CATHARSIS
(2015)Objective
Cilostazol plus aspirin versus aspirin alone in preventing progression of intracranial artery stenosis (IAS) and recurrent vascular events.
Study Summary
Intervention
Cilostazol 200 mg/day + aspirin 100 mg/day vs. aspirin 100 mg/day alone. Patients were treated and followed for 2 years.
Study Design
Arms: Array
Outcome
• New silent brain infarcts — 4.8% (CA) vs. 10.0% (A); p=0.24
• Worsening mRS — 10.1% vs. 18.9%; p=0.17
• All vascular events — 3.1% (CA) vs. 7.4% (A); HR 0.39; p=0.09
• Stroke — 2.5% vs. 5.2%; HR 0.44; p=0.19
• Ischemic stroke — 2.5% vs. 4.5%; HR 0.47; p=0.26
• Serious hemorrhage — 4 vs. 3 patients
• No deaths in either group
Bottom Line
Cilostazol 200mg/day + aspirin 100mg/day did not significantly reduce intracranial artery stenosis (IAS) progression vs aspirin alone (9.6% vs 5.6%; P=0.53) over 2 years. However, IAS progression was far lower than expected in both arms (~6-10% vs predicted 35-60%), likely due to aggressive risk factor control. Exploratory analyses showed significant reduction in composite vascular events + silent infarcts (OR 0.37; P=0.04). 163 patients, 60 Japanese centers.
Major Points
- Primary endpoint NS: IAS progression 9.6% (CA) vs 5.6% (A) at 2 years (P=0.53).
- IAS progression far lower than expected (9.6%/5.6% vs predicted 35-60%) — aggressive risk factor control in both arms.

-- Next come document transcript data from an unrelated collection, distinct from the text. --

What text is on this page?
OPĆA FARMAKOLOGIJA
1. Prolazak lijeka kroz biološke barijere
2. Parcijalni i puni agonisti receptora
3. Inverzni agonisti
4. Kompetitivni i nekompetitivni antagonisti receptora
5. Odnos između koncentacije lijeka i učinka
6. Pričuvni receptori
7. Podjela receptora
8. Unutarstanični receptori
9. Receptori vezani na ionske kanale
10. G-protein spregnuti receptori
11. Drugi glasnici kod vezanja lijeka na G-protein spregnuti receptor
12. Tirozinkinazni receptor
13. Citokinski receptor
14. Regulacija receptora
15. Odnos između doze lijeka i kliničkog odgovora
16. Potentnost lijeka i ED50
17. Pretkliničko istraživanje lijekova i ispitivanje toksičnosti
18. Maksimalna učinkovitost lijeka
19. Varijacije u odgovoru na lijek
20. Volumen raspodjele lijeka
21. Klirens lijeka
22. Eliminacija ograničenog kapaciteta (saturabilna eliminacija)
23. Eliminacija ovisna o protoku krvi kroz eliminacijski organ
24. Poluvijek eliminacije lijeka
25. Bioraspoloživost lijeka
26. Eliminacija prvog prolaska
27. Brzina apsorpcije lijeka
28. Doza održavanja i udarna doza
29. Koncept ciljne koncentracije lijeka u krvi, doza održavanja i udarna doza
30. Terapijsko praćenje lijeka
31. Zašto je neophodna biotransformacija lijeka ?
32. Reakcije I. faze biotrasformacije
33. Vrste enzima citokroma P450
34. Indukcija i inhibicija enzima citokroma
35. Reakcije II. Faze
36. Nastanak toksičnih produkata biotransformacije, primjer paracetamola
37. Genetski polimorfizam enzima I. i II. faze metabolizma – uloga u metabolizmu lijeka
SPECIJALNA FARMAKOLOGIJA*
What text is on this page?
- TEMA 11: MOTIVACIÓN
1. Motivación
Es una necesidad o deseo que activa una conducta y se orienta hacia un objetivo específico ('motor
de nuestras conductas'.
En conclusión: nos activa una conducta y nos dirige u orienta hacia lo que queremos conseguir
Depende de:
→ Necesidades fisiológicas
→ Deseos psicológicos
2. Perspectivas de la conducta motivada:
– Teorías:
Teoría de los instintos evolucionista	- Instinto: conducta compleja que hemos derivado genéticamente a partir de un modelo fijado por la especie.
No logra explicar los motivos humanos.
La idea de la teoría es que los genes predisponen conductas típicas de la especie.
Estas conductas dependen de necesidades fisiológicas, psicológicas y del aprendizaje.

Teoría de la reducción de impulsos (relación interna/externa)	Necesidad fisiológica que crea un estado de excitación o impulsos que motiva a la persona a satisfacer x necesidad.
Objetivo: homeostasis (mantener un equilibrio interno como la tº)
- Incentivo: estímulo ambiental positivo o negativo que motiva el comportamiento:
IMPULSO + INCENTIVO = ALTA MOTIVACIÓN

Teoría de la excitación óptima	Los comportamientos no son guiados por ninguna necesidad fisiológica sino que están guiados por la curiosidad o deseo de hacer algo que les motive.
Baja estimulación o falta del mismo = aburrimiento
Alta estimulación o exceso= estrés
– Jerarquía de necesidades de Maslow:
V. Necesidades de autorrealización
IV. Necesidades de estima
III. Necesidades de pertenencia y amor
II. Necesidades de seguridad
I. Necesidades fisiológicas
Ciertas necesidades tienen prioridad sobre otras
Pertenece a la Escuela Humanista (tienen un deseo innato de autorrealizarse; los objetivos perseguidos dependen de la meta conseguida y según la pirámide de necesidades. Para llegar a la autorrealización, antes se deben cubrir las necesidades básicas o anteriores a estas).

- Vascular events numerically lower: annual rate 3.1% vs 7.4% (HR 0.39; P=0.09, NS).
- Exploratory composites significant: all events + silent infarcts OR 0.37 (P=0.04); + worsening mRS OR 0.41 (P=0.03).
- No deaths in either group. Hemorrhage similar (4 CA vs 3 A).
- Severely underpowered: 163 patients (planned 200+). Events far below projected.
- Baseline imbalances: CA group had more males (77% vs 54%), hypertension (83% vs 69%), diabetes (48% vs 25%) — should bias against CA.
- SBP reduced from 137 to 131 mmHg; total cholesterol from 195 to 183 mg/dL in both arms.
- 163 patients, 60 Japanese centers, open-label, 2-year follow-up.
- Supports larger CSPS.com trial (n=4,000) for definitive evidence on cilostazol in IAS.
Study Design
- Study Type
- Multicenter, open-label, randomized controlled trial
- Randomization
- Yes
- Blinding
- Open-label
- Sample Size
- 165
- Follow-up
- 2 years
- Centers
- 60
- Countries
- Japan
Primary Outcome
Definition: Progression of intracranial artery stenosis at 2 years (on MRA)
| Control | Intervention | HR/OR | P-value |
|---|---|---|---|
| 5.6% | 9.6% | - | 0.53 |
Limitations & Criticisms
- Small sample size reduced power to detect differences
- Open-label design may introduce bias
- Primary endpoint (IAS progression) showed no significant difference
- Lack of event adjudication for stroke subtype
- Shorter than optimal follow-up for chronic disease
Citation
Uchiyama S, et al. Cerebrovasc Dis Extra 2015;5:1–13.